We are developing new glucose lowering treatments for patients with type 2 diabetes, which also appear to have substantial effects in complications associated with both type 2 and type 1 diabetes. In fact, the preclinical animal data are sufficiently good that we have also initiated larger clinical trials in patients with cardiovascular disease, independent of diabetes. We are very interested in looking at the ability of these new therapeutic avenues to diminish risk for complications in type 1 diabetes as well, including microvascular complications. It is therefore possible that salsalate or are newer version of it may provide improvements in both glucose control and complications in patients with diabetes.  

Why is it important for you, personally, to become involved in diabetes research? What role will this award play in your research efforts?

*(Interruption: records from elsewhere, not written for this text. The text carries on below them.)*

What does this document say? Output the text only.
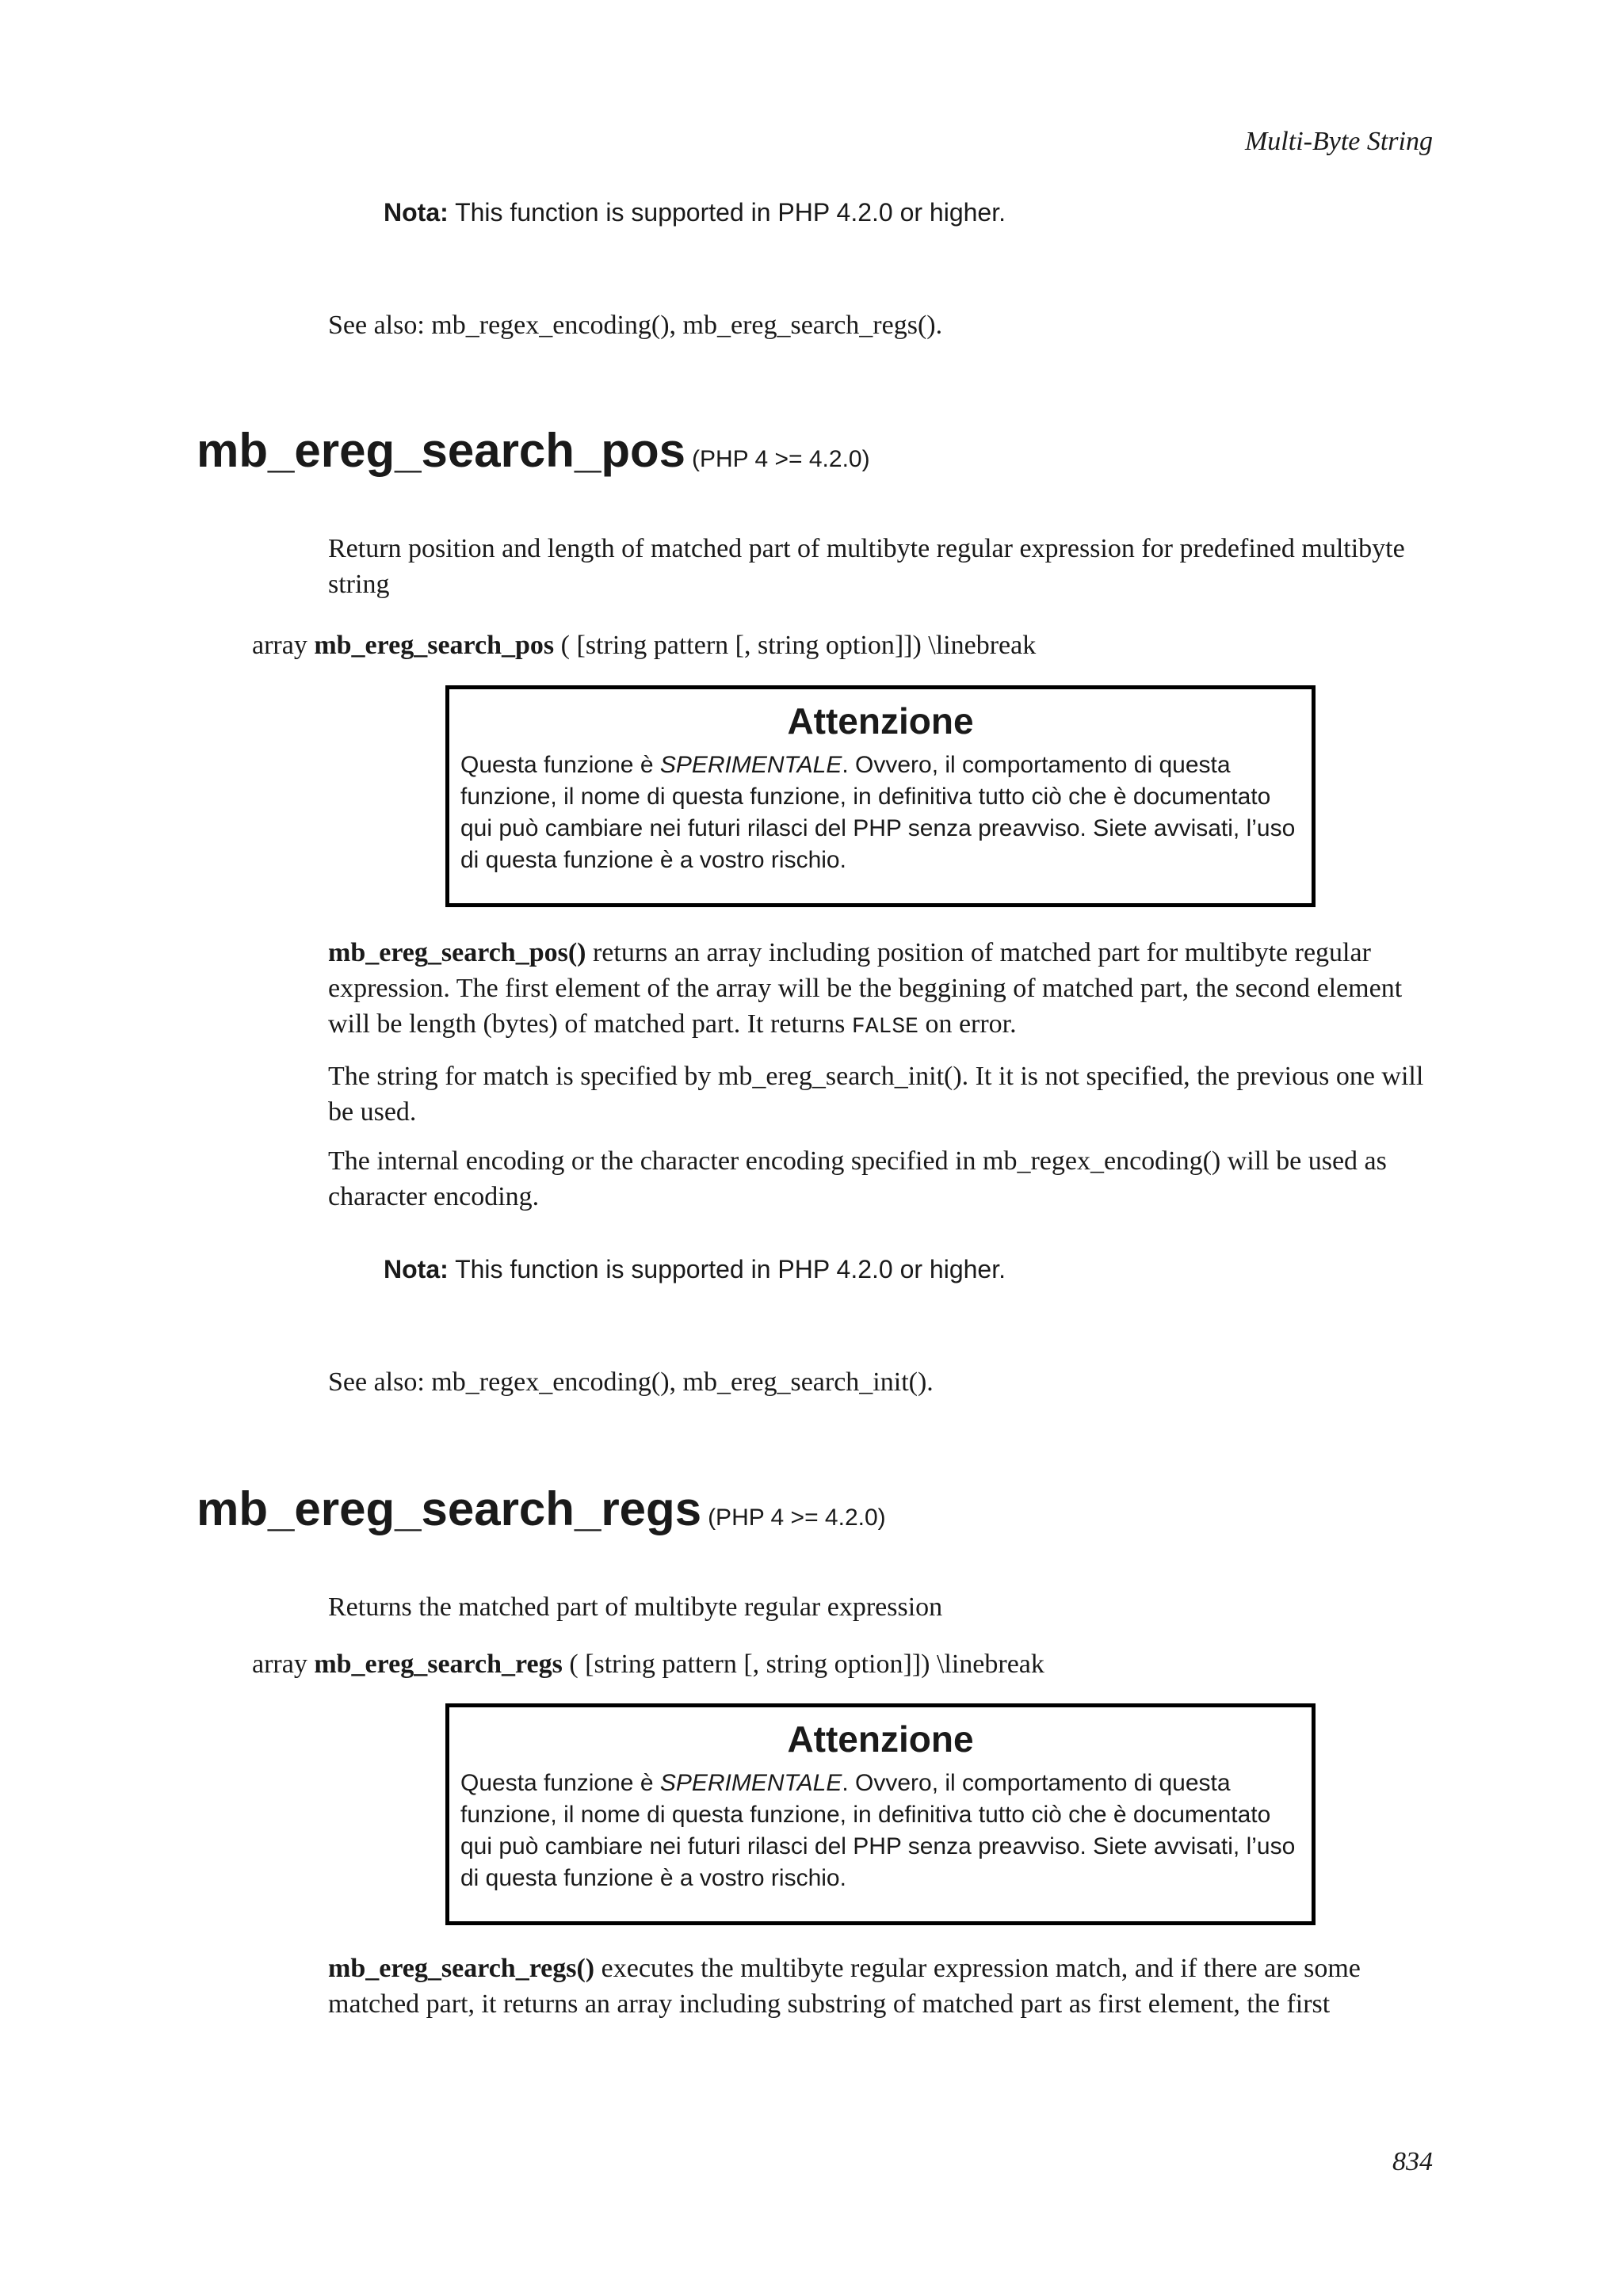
Multi-Byte String
Nota: This function is supported in PHP 4.2.0 or higher.
See also: mb_regex_encoding(), mb_ereg_search_regs().
mb_ereg_search_pos (PHP 4 >= 4.2.0)
Return position and length of matched part of multibyte regular expression for predefined multibyte string
array mb_ereg_search_pos ( [string pattern [, string option]]) \linebreak
Attenzione
Questa funzione è SPERIMENTALE. Ovvero, il comportamento di questa funzione, il nome di questa funzione, in definitiva tutto ciò che è documentato qui può cambiare nei futuri rilasci del PHP senza preavviso. Siete avvisati, l’uso di questa funzione è a vostro rischio.
mb_ereg_search_pos() returns an array including position of matched part for multibyte regular expression. The first element of the array will be the beggining of matched part, the second element will be length (bytes) of matched part. It returns FALSE on error.
The string for match is specified by mb_ereg_search_init(). It it is not specified, the previous one will be used.
The internal encoding or the character encoding specified in mb_regex_encoding() will be used as character encoding.
Nota: This function is supported in PHP 4.2.0 or higher.
See also: mb_regex_encoding(), mb_ereg_search_init().
mb_ereg_search_regs (PHP 4 >= 4.2.0)
Returns the matched part of multibyte regular expression
array mb_ereg_search_regs ( [string pattern [, string option]]) \linebreak
Attenzione
Questa funzione è SPERIMENTALE. Ovvero, il comportamento di questa funzione, il nome di questa funzione, in definitiva tutto ciò che è documentato qui può cambiare nei futuri rilasci del PHP senza preavviso. Siete avvisati, l’uso di questa funzione è a vostro rischio.
mb_ereg_search_regs() executes the multibyte regular expression match, and if there are some matched part, it returns an array including substring of matched part as first element, the first
834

My professional goal over the last >30 years has been to understand the molecular underpinnings of diabetes and its complications, and to use this information to guide the development of better therapies. Studies in the lab including those funded by this award will help to ensure that these aspirations are fulfilled.

In what direction do you see the future of diabetes research going?

I hope to see a continuing increase in translational research as we continue to improve our more basic understanding of the pathophysiology in type 2 diabetes and its complications. We also foresee new studies into the use of our anti-inflammatory approaches to target both microvascular and macrovascular complications in type 1 diabetes. I hope that the ADA helps to sponsor an increasing amount of translational/clinical research.